Just ran SmartSniff (a packet sniffer) on my computer, and then logged in to animeforum.com and then looked at the recorded HTTP packets. Here's the payload of the HTTP POST packet (from my login) that it recorded:

vb_login_username=animedude5555&vb_login_password= ******&vb_login_password_hint=Password&cookieuser= 1&s=&securitytoken=guest&do=login&vb_login_md5pass word=&vb_login_md5password_utf=
Notice the variable vb_login_password, and notice the asterisks after the equals-sign. I put those asterisks there when posting this thread to the forum, because in its original form it contained my actual password in PLAIN TEXT! My password was NOT encrypted!

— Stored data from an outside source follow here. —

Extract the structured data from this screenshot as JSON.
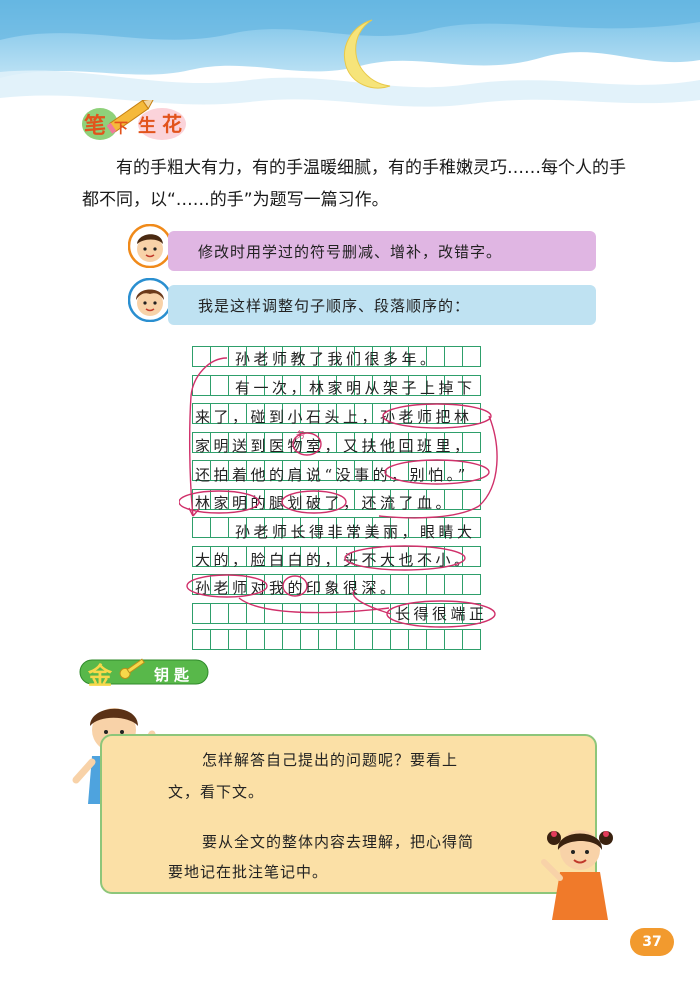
{
  "section_title": "笔下生花",
  "badge_chars": [
    "笔",
    "下",
    "生",
    "花"
  ],
  "prompt_text": "有的手粗大有力，有的手温暖细腻，有的手稚嫩灵巧……每个人的手都不同，以“……的手”为题写一篇习作。",
  "tips": [
    "修改时用学过的符号删减、增补，改错字。",
    "我是这样调整句子顺序、段落顺序的："
  ],
  "draft_lines": [
    "孙老师教了我们很多年。",
    "有一次，林家明从架子上掉下",
    "来了，碰到小石头上，孙老师把林",
    "家明送到医物室，又扶他回班里，",
    "还拍着他的肩说“没事的，别怕。”",
    "林家明的腿划破了，还流了血。",
    "孙老师长得非常美丽，眼睛大",
    "大的，脸白白的，头不大也不小。",
    "孙老师对我的印象很深。",
    "长得很端正"
  ],
  "draft_insert_mark": "务",
  "key_section_title": "金钥匙",
  "key_badge_chars": [
    "金",
    "钥",
    "匙"
  ],
  "key_paragraphs": [
    "怎样解答自己提出的问题呢？要看上文，看下文。",
    "要从全文的整体内容去理解，把心得简要地记在批注笔记中。"
  ],
  "key_lines": [
    "怎样解答自己提出的问题呢？要看上",
    "文，看下文。",
    "要从全文的整体内容去理解，把心得简",
    "要地记在批注笔记中。"
  ],
  "page_number": "37",
  "colors": {
    "sky": "#7fc6ea",
    "moon": "#f6e47a",
    "tip1_bg": "#e0b6e3",
    "tip2_bg": "#bfe2f2",
    "grid_green": "#2e9f6b",
    "edit_mark": "#d0306a",
    "key_box_bg": "#fbe0a6",
    "key_box_border": "#8dc67a",
    "page_badge": "#f29a2e"
  },
  "icons": [
    "pencil-icon",
    "moon-icon",
    "key-icon",
    "boy-avatar-icon",
    "girl-avatar-icon"
  ]
}
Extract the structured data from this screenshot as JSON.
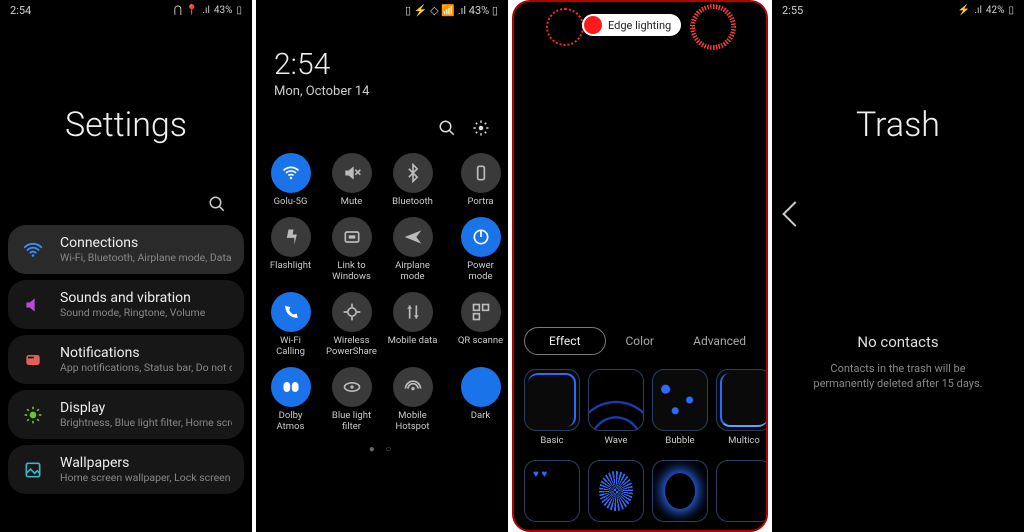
{
  "panel1": {
    "status": {
      "time": "2:54",
      "battery": "43%",
      "icons": "▯ ⛅ ▵"
    },
    "title": "Settings",
    "items": [
      {
        "icon": "wifi",
        "title": "Connections",
        "sub": "Wi-Fi, Bluetooth, Airplane mode, Data usage"
      },
      {
        "icon": "sound",
        "title": "Sounds and vibration",
        "sub": "Sound mode, Ringtone, Volume"
      },
      {
        "icon": "notif",
        "title": "Notifications",
        "sub": "App notifications, Status bar, Do not disturb"
      },
      {
        "icon": "display",
        "title": "Display",
        "sub": "Brightness, Blue light filter, Home screen"
      },
      {
        "icon": "wall",
        "title": "Wallpapers",
        "sub": "Home screen wallpaper, Lock screen wallpap…"
      }
    ]
  },
  "panel2": {
    "status": {
      "right": "▯ ⚡ ◇ 📶 .ıl 43% ▯"
    },
    "clock": "2:54",
    "date": "Mon, October 14",
    "tiles": [
      {
        "label": "Golu-5G",
        "on": true,
        "icon": "wifi"
      },
      {
        "label": "Mute",
        "on": false,
        "icon": "mute"
      },
      {
        "label": "Bluetooth",
        "on": false,
        "icon": "bt"
      },
      {
        "label": "Portra",
        "on": false,
        "icon": "rotate",
        "cut": true
      },
      {
        "label": "Flashlight",
        "on": false,
        "icon": "flash"
      },
      {
        "label": "Link to Windows",
        "on": false,
        "icon": "link"
      },
      {
        "label": "Airplane mode",
        "on": false,
        "icon": "plane"
      },
      {
        "label": "Power mode",
        "on": true,
        "icon": "power",
        "cut": true
      },
      {
        "label": "Wi-Fi Calling",
        "on": true,
        "icon": "wificall"
      },
      {
        "label": "Wireless PowerShare",
        "on": false,
        "icon": "pshare"
      },
      {
        "label": "Mobile data",
        "on": false,
        "icon": "data"
      },
      {
        "label": "QR scanne",
        "on": false,
        "icon": "qr",
        "cut": true
      },
      {
        "label": "Dolby Atmos",
        "on": true,
        "icon": "dolby"
      },
      {
        "label": "Blue light filter",
        "on": false,
        "icon": "eye"
      },
      {
        "label": "Mobile Hotspot",
        "on": false,
        "icon": "hotspot"
      },
      {
        "label": "Dark",
        "on": true,
        "icon": "moon",
        "cut": true
      }
    ]
  },
  "panel3": {
    "chip": "Edge lighting",
    "tabs": {
      "effect": "Effect",
      "color": "Color",
      "advanced": "Advanced"
    },
    "row1": [
      "Basic",
      "Wave",
      "Bubble",
      "Multico"
    ],
    "row2": [
      "",
      "",
      "",
      ""
    ]
  },
  "panel4": {
    "status": {
      "time": "2:55",
      "battery": "42%"
    },
    "title": "Trash",
    "empty": "No contacts",
    "hint": "Contacts in the trash will be permanently deleted after 15 days."
  }
}
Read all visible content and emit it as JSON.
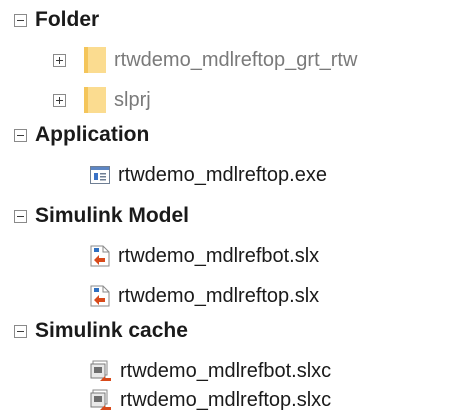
{
  "tree": {
    "groups": [
      {
        "label": "Folder",
        "expanded": true,
        "items": [
          {
            "label": "rtwdemo_mdlreftop_grt_rtw",
            "icon": "folder-icon",
            "expandable": true,
            "dimmed": true
          },
          {
            "label": "slprj",
            "icon": "folder-icon",
            "expandable": true,
            "dimmed": true
          }
        ]
      },
      {
        "label": "Application",
        "expanded": true,
        "items": [
          {
            "label": "rtwdemo_mdlreftop.exe",
            "icon": "application-icon",
            "expandable": false
          }
        ]
      },
      {
        "label": "Simulink Model",
        "expanded": true,
        "items": [
          {
            "label": "rtwdemo_mdlrefbot.slx",
            "icon": "simulink-model-icon",
            "expandable": false
          },
          {
            "label": "rtwdemo_mdlreftop.slx",
            "icon": "simulink-model-icon",
            "expandable": false
          }
        ]
      },
      {
        "label": "Simulink cache",
        "expanded": true,
        "items": [
          {
            "label": "rtwdemo_mdlrefbot.slxc",
            "icon": "simulink-cache-icon",
            "expandable": false
          },
          {
            "label": "rtwdemo_mdlreftop.slxc",
            "icon": "simulink-cache-icon",
            "expandable": false
          }
        ]
      }
    ],
    "colors": {
      "folder": "#fbdc90",
      "dimmed_text": "#7a7a7a",
      "model_arrow": "#d84a1b",
      "model_accent": "#2f6fc0"
    }
  }
}
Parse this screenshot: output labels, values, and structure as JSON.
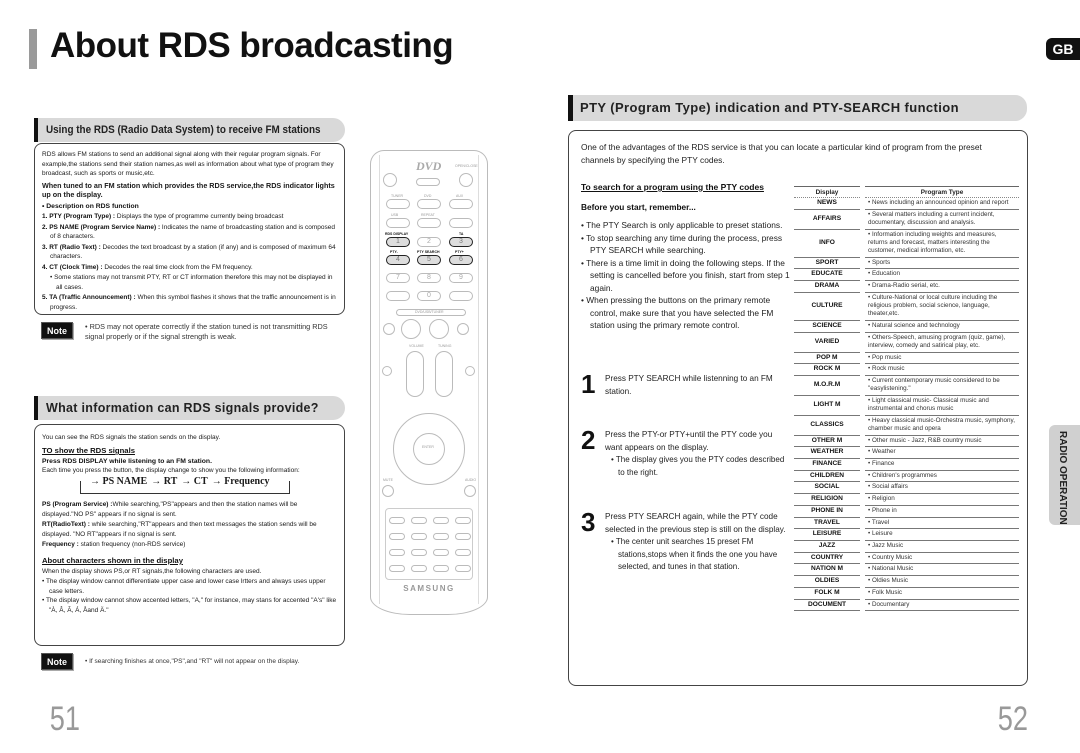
{
  "page_title": "About RDS broadcasting",
  "language_badge": "GB",
  "side_tab": "RADIO OPERATION",
  "page_numbers": {
    "left": "51",
    "right": "52"
  },
  "left": {
    "section1": {
      "heading": "Using the RDS (Radio Data System) to receive FM stations",
      "intro": "RDS allows FM stations to send an additional signal along with their regular program signals. For example,the stations send their station names,as well as information about what  type of program they broadcast, such as sports or music,etc.",
      "lead": "When tuned to an FM station which provides the RDS service,the RDS indicator lights up on the display.",
      "desc_heading": "• Description on RDS function",
      "items": [
        {
          "term": "1. PTY (Program Type) :",
          "text": " Displays the type of programme currently being broadcast"
        },
        {
          "term": "2. PS NAME (Program Service Name) :",
          "text": " Indicates the name of broadcasting station and is composed of 8 characters."
        },
        {
          "term": "3. RT (Radio Text) :",
          "text": " Decodes the text broadcast by a station (if any) and is composed of maximum 64 characters."
        },
        {
          "term": "4. CT (Clock Time) :",
          "text": " Decodes the real time clock from the FM frequency."
        },
        {
          "term": "",
          "text": "• Some stations may not transmit PTY, RT or CT information therefore this may not be displayed in all cases."
        },
        {
          "term": "5. TA (Traffic Announcement) :",
          "text": " When this symbol flashes it shows that the traffic announcement is in progress."
        }
      ],
      "note_label": "Note",
      "note_text": "• RDS may not operate correctly if the station tuned is not transmitting RDS signal properly or if the signal strength is weak."
    },
    "section2": {
      "heading": "What information can RDS signals provide?",
      "intro": "You can see the RDS signals the station sends on the display.",
      "show_heading": "TO show the RDS signals",
      "press_text": "Press RDS DISPLAY while listening to an FM station.",
      "each_time": "Each time you press the button, the display change to show you the following information:",
      "flow": [
        "PS NAME",
        "RT",
        "CT",
        "Frequency"
      ],
      "defs": [
        {
          "term": "PS (Program Service) :",
          "text": "While searching,\"PS\"appears and then the station names will be displayed.\"NO PS\" appears if no signal is sent."
        },
        {
          "term": "RT(RadioText) :",
          "text": " while searching,\"RT\"appears and then text messages the station sends will be displayed. \"NO RT\"appears if no signal is sent."
        },
        {
          "term": "Frequency :",
          "text": " station frequency (non-RDS service)"
        }
      ],
      "chars_heading": "About characters shown in the display",
      "chars_intro": "When the display shows PS,or RT signals,the following characters are used.",
      "chars_bullets": [
        "• The display window cannot differentiate upper case and lower case lrtters and always uses upper case letters.",
        "• The display window  cannot show accented letters, \"A,\" for instance, may stans for accented \"A's\" like \"À, Â, Ã, Á, Åand Ä.\""
      ],
      "note_label": "Note",
      "note_text": "• If searching finishes at once,\"PS\",and \"RT\" will not appear on the display."
    }
  },
  "remote": {
    "logo": "DVD",
    "brand": "SAMSUNG",
    "highlighted_labels": [
      "RDS DISPLAY",
      "TA",
      "PTY-",
      "PTY SEARCH",
      "PTY+"
    ],
    "highlighted_numbers": [
      "1",
      "3",
      "4",
      "5",
      "6"
    ],
    "other_numbers": [
      "2",
      "7",
      "8",
      "9",
      "0"
    ],
    "labels": [
      "OPEN/CLOSE",
      "TUNER",
      "DVD",
      "AUX",
      "USB",
      "REPEAT",
      "DVD/USB/TUNER",
      "VOLUME",
      "TUNING",
      "ENTER",
      "MUTE",
      "AUDIO"
    ]
  },
  "right": {
    "heading": "PTY (Program Type) indication and PTY-SEARCH function",
    "intro": "One  of the advantages of the RDS service is that you can locate a particular kind of program from the preset channels by specifying the PTY codes.",
    "search_heading": "To search for a program using the PTY codes",
    "before": "Before you start, remember...",
    "bullets": [
      "• The PTY Search is only applicable to preset stations.",
      "• To stop searching any time during the process, press PTY SEARCH while searching.",
      "• There is a time limit in doing the following steps. If the setting is cancelled before you finish, start from step 1 again.",
      "• When pressing the buttons on the primary remote control, make sure that you have selected the FM station using the primary remote control."
    ],
    "steps": [
      {
        "num": "1",
        "text": "Press PTY SEARCH while listenning to an FM station.",
        "sub": ""
      },
      {
        "num": "2",
        "text": "Press the PTY-or PTY+until the PTY code you want appears on the display.",
        "sub": "• The display gives you the PTY codes described to the right."
      },
      {
        "num": "3",
        "text": "Press PTY SEARCH again, while the PTY code selected in the previous step is still on the display.",
        "sub": "• The center unit searches 15 preset FM stations,stops when it finds the one you have selected, and tunes in that station."
      }
    ],
    "table": {
      "headers": [
        "Display",
        "Program Type"
      ],
      "rows": [
        [
          "NEWS",
          "• News including an announced opinion and report"
        ],
        [
          "AFFAIRS",
          "• Several matters including a current incident, documentary, discussion and analysis."
        ],
        [
          "INFO",
          "•  Information including weights and measures, returns and forecast, matters interesting the customer, medical information, etc."
        ],
        [
          "SPORT",
          "• Sports"
        ],
        [
          "EDUCATE",
          "• Education"
        ],
        [
          "DRAMA",
          "• Drama-Radio serial, etc."
        ],
        [
          "CULTURE",
          "• Culture-National or local culture including the religious problem, social science, language, theater,etc."
        ],
        [
          "SCIENCE",
          "• Natural science and technology"
        ],
        [
          "VARIED",
          "• Others-Speech, amusing program (quiz, game), interview, comedy and satirical play, etc."
        ],
        [
          "POP M",
          "• Pop music"
        ],
        [
          "ROCK M",
          "• Rock music"
        ],
        [
          "M.O.R.M",
          "• Current contemporary music considered to be \"easylistening.\""
        ],
        [
          "LIGHT M",
          "• Light classical music- Classical music and instrumental and chorus music"
        ],
        [
          "CLASSICS",
          "• Heavy classical  music-Orchestra music, symphony, chamber music and opera"
        ],
        [
          "OTHER M",
          "• Other music - Jazz, R&B country music"
        ],
        [
          "WEATHER",
          "• Weather"
        ],
        [
          "FINANCE",
          "• Finance"
        ],
        [
          "CHILDREN",
          "• Children's programmes"
        ],
        [
          "SOCIAL",
          "• Social affairs"
        ],
        [
          "RELIGION",
          "• Religion"
        ],
        [
          "PHONE IN",
          "• Phone in"
        ],
        [
          "TRAVEL",
          "• Travel"
        ],
        [
          "LEISURE",
          "• Leisure"
        ],
        [
          "JAZZ",
          "• Jazz Music"
        ],
        [
          "COUNTRY",
          "• Country Music"
        ],
        [
          "NATION M",
          "• National Music"
        ],
        [
          "OLDIES",
          "• Oldies Music"
        ],
        [
          "FOLK M",
          "• Folk Music"
        ],
        [
          "DOCUMENT",
          "• Documentary"
        ]
      ]
    }
  }
}
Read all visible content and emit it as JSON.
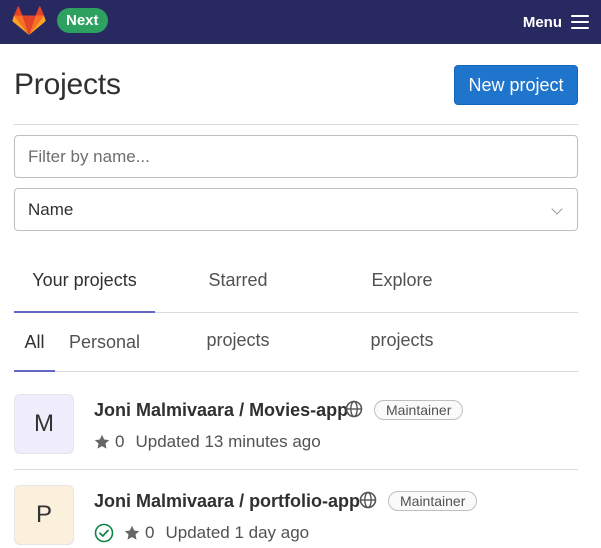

What the crap?! ANYBODY who had tapped my cable internet line could have intercepted this and gotten my password! And I also use it as the login password for one of my several GMail accounts! You guys trying to get me hacked or something?!

I know your forum uses HTTP instead of encrypted HTTPS, but that doesn't mean you have to leave the security sucking. You could still make sure that the password field in your forum's software is encrypted. I mean, you could use an encryption algorithm in a PHP script (for server side) and in Javascript (for client side). There's NO EXCUSE, in the modern era of computing, that a password is literally visible to ANYBODY who has managed to eavesdrop on the network packets. That is INEXCUSABLE! I don't know who actually owns the server that animeforum.com is running on, but they need to hire a network technician to implement some form of encryption on the communications link, or hire somebody who knows how to implement encryption on webpages and online scripts to implement encryption in this forum's software.